European Commission reviewed accounting directives

Source: Dennis Beckmann¸ PKF Malta


The famous saying “never change a running system” can be true very often¸ however sometimes it makes more sense to renew a system¸ even when it is running to create room for improvement. The European Commission seems to have the same opinion.

In October of 2011¸ the European Commission reviewed the 4th and 7th accounting directives. The Fourth Council Directive (Directive 78/660/EEC) sets rules for annual accounts and annual reports of companies¸ the valuation methods and the publication for all companies with limited liability. The Seventh Directive (Directive 83/349/EEC) is there to coordinate the laws of the member states on consolidated accounts. Together¸ they group the accounting directives. The 4th directive came into force in 1978 and the 7th directive is only 5 years younger¸ therefore it is understandable that the European Commission thought it was time to  reassess both directives.

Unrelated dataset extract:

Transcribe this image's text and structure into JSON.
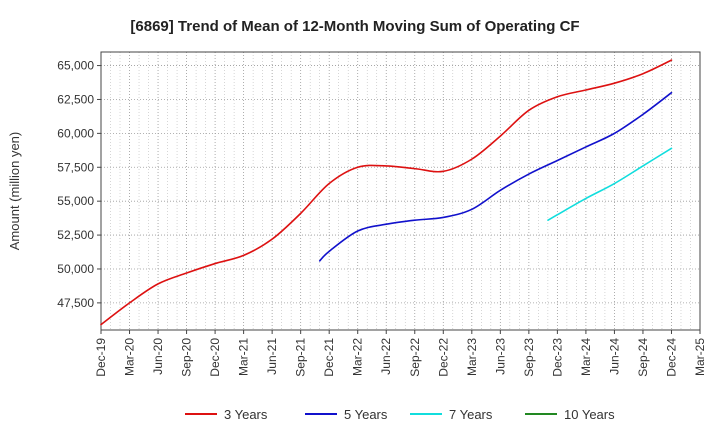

As a result of this review¸ the commission proposes measures that should be taken to achieve different aims and simplify the accounting rules for small enterprises.  SME’s still have to deal with a huge amount of red tape therefore cutting excessive bureaucracy in an appropriate way would lead to savings of up to €1.7bn per year¸ according to the European Commission. To achieve this simplified preparation of financial statements would one of the proposed solutions. This could also help the shareholders to better understand the financial statements and compare them with those from other companies.

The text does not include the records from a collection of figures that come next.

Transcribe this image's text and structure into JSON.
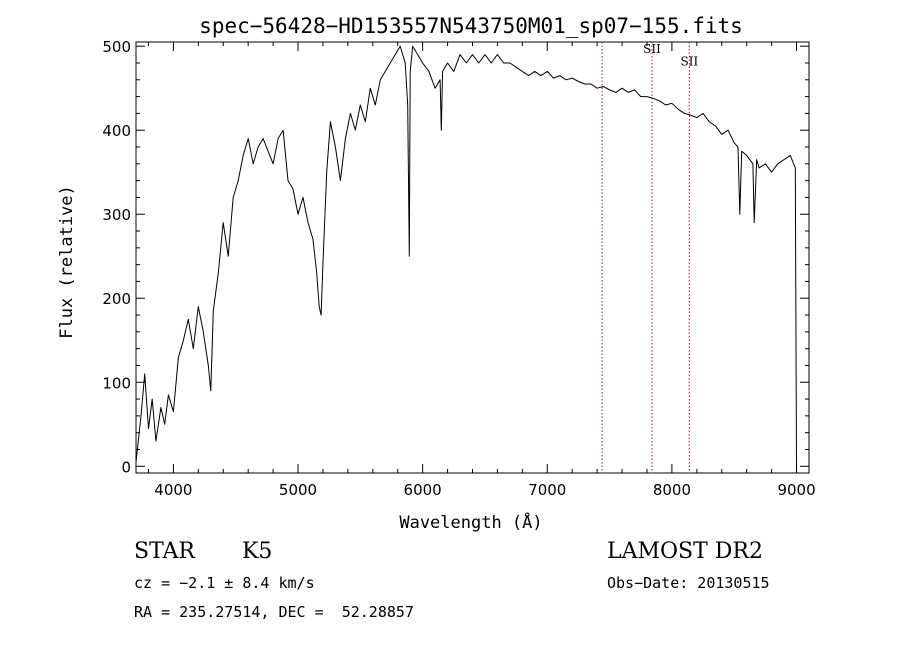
{
  "chart_data": {
    "type": "line",
    "title": "spec−56428−HD153557N543750M01_sp07−155.fits",
    "xlabel": "Wavelength (Å)",
    "ylabel": "Flux (relative)",
    "xlim": [
      3700,
      9100
    ],
    "ylim": [
      -8,
      505
    ],
    "xticks": [
      4000,
      5000,
      6000,
      7000,
      8000,
      9000
    ],
    "yticks": [
      0,
      100,
      200,
      300,
      400,
      500
    ],
    "grid": false,
    "series": [
      {
        "color": "#000000",
        "x": [
          3700,
          3740,
          3770,
          3800,
          3830,
          3860,
          3900,
          3930,
          3960,
          4000,
          4040,
          4080,
          4120,
          4160,
          4200,
          4240,
          4280,
          4300,
          4320,
          4360,
          4400,
          4440,
          4480,
          4520,
          4560,
          4600,
          4640,
          4680,
          4720,
          4760,
          4800,
          4840,
          4880,
          4920,
          4960,
          5000,
          5040,
          5080,
          5120,
          5150,
          5170,
          5185,
          5200,
          5230,
          5260,
          5300,
          5340,
          5380,
          5420,
          5460,
          5500,
          5540,
          5580,
          5620,
          5660,
          5700,
          5740,
          5780,
          5820,
          5860,
          5880,
          5893,
          5900,
          5920,
          5960,
          6000,
          6050,
          6100,
          6140,
          6150,
          6160,
          6200,
          6250,
          6300,
          6350,
          6400,
          6450,
          6500,
          6550,
          6600,
          6650,
          6700,
          6750,
          6800,
          6850,
          6900,
          6950,
          7000,
          7050,
          7100,
          7150,
          7200,
          7250,
          7300,
          7350,
          7400,
          7450,
          7500,
          7550,
          7600,
          7650,
          7700,
          7750,
          7800,
          7850,
          7900,
          7950,
          8000,
          8050,
          8100,
          8150,
          8200,
          8250,
          8300,
          8350,
          8400,
          8450,
          8500,
          8530,
          8545,
          8560,
          8600,
          8650,
          8660,
          8680,
          8700,
          8750,
          8800,
          8850,
          8900,
          8950,
          8990,
          9000
        ],
        "y": [
          5,
          60,
          110,
          45,
          80,
          30,
          70,
          50,
          85,
          65,
          130,
          150,
          175,
          140,
          190,
          160,
          120,
          90,
          185,
          230,
          290,
          250,
          320,
          340,
          370,
          390,
          360,
          380,
          390,
          375,
          360,
          390,
          400,
          340,
          330,
          300,
          320,
          290,
          270,
          230,
          190,
          180,
          240,
          350,
          410,
          380,
          340,
          390,
          420,
          400,
          430,
          410,
          450,
          430,
          460,
          470,
          480,
          490,
          500,
          480,
          430,
          250,
          470,
          500,
          490,
          480,
          470,
          450,
          460,
          400,
          470,
          480,
          470,
          490,
          480,
          490,
          480,
          490,
          480,
          490,
          480,
          480,
          475,
          470,
          465,
          470,
          465,
          470,
          462,
          465,
          460,
          462,
          458,
          455,
          455,
          450,
          452,
          448,
          445,
          450,
          445,
          448,
          440,
          440,
          438,
          435,
          430,
          432,
          425,
          420,
          418,
          415,
          420,
          410,
          405,
          395,
          400,
          385,
          380,
          300,
          375,
          370,
          360,
          290,
          365,
          355,
          360,
          350,
          360,
          365,
          370,
          355,
          0
        ]
      }
    ],
    "annotations": [
      {
        "text": "SII",
        "x": 7840,
        "y": 492
      },
      {
        "text": "SII",
        "x": 8140,
        "y": 477
      }
    ],
    "reference_lines": [
      7440,
      7840,
      8140
    ],
    "reference_color": "#9b1c1c"
  },
  "info": {
    "object_type": "STAR",
    "spectral_class": "K5",
    "cz": "cz = −2.1 ± 8.4 km/s",
    "coords": "RA = 235.27514, DEC =  52.28857",
    "survey": "LAMOST DR2",
    "obs_date": "Obs−Date: 20130515"
  }
}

Another target would be to increase transparency and support sustainable business among multinational companies.  The European Commission also claims that emerging sectors should be given more attention. The social business initiative and the CSR strategy could help to boost the growth of those markets. Nowadays it is more important than ever that all companies¸ not only social businesses¸ take responsibility for the whole society and not only focus on maximising profits.  The EU has to ensure that multinationals take social responsibility seriously and the new proposals for the 4th and 7th directives play an important role in achieving such results.  According to the legislative process of the EU¸ the European Parliament and the EU’s council of Ministers still have to adopt the proposals made by the Commission but there is no doubt that they will do so.